According to a study devised by Helen Fisher at Rutger's University in 2009, male saliva contains testosterone, linked to sexual arousal in both males and females, as well as dopamine, serotonin (the 'feel-good' hormones) and oxytocin (the 'love' hormone). In this way, the male floods the female with chemicals that will be more likely to induce her to have sex, and enjoy the process.

Another theory posits that kissing is the primary barrier, the 'first base' to conquering our innate feelings of disgust. It primes our partner to overlook the bodily fluids that are to come: the odour, sweat, semen and discharges of sexual intercourse. In this way, kissing can also create lasting feelings of nurturance, connection and attachment, key attributes for a couple to stay together long-term and raise children.

And what of me? Maybe I'm already flooded with all those bliss chemicals. My husband would beg to differ, when I nag him about smelly socks or stubble burn. Maybe I'm really more like a textbook guy. Maybe a kiss is just a kiss. Or maybe I haven't given kissing a chance.
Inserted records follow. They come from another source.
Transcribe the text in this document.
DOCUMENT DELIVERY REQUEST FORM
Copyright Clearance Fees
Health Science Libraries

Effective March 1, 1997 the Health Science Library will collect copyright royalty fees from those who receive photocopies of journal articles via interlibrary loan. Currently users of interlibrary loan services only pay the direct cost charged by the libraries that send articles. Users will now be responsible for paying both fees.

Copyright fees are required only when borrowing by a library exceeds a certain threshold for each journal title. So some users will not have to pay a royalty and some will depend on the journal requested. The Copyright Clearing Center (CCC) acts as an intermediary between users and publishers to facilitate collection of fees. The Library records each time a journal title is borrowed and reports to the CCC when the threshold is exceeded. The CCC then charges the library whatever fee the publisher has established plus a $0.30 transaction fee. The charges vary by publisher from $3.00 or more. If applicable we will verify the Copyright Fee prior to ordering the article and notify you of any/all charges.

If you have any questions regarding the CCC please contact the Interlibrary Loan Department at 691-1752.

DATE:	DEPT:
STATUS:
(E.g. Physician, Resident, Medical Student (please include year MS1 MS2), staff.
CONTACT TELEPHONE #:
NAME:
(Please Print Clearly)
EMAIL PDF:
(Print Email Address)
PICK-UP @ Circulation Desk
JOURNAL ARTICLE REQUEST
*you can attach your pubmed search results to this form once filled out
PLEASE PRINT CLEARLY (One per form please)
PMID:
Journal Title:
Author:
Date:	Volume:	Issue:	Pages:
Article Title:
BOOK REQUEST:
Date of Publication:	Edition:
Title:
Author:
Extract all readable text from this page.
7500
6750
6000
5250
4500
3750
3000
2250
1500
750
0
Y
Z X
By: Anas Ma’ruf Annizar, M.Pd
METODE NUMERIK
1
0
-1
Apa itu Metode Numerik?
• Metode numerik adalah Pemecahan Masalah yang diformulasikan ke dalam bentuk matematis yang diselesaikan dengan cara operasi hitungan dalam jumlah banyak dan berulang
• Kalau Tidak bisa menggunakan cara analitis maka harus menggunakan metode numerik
And I do agree that kissing is an act where both partners can operate from a position of sexual equality, where the tango of skin and scents and sounds is perfectly balanced. One thing I do know: when I kiss my husband, I don't tend to close my eyes. I keep them open, and gaze into his deeply, until I come close to convincing myself that I can see inside his soul. He usually closes his, as most people do.

His china-blue eyes are what I fell in love with, the day I met him. And within them, I see our combined past, present and future. But that's a topic for another time.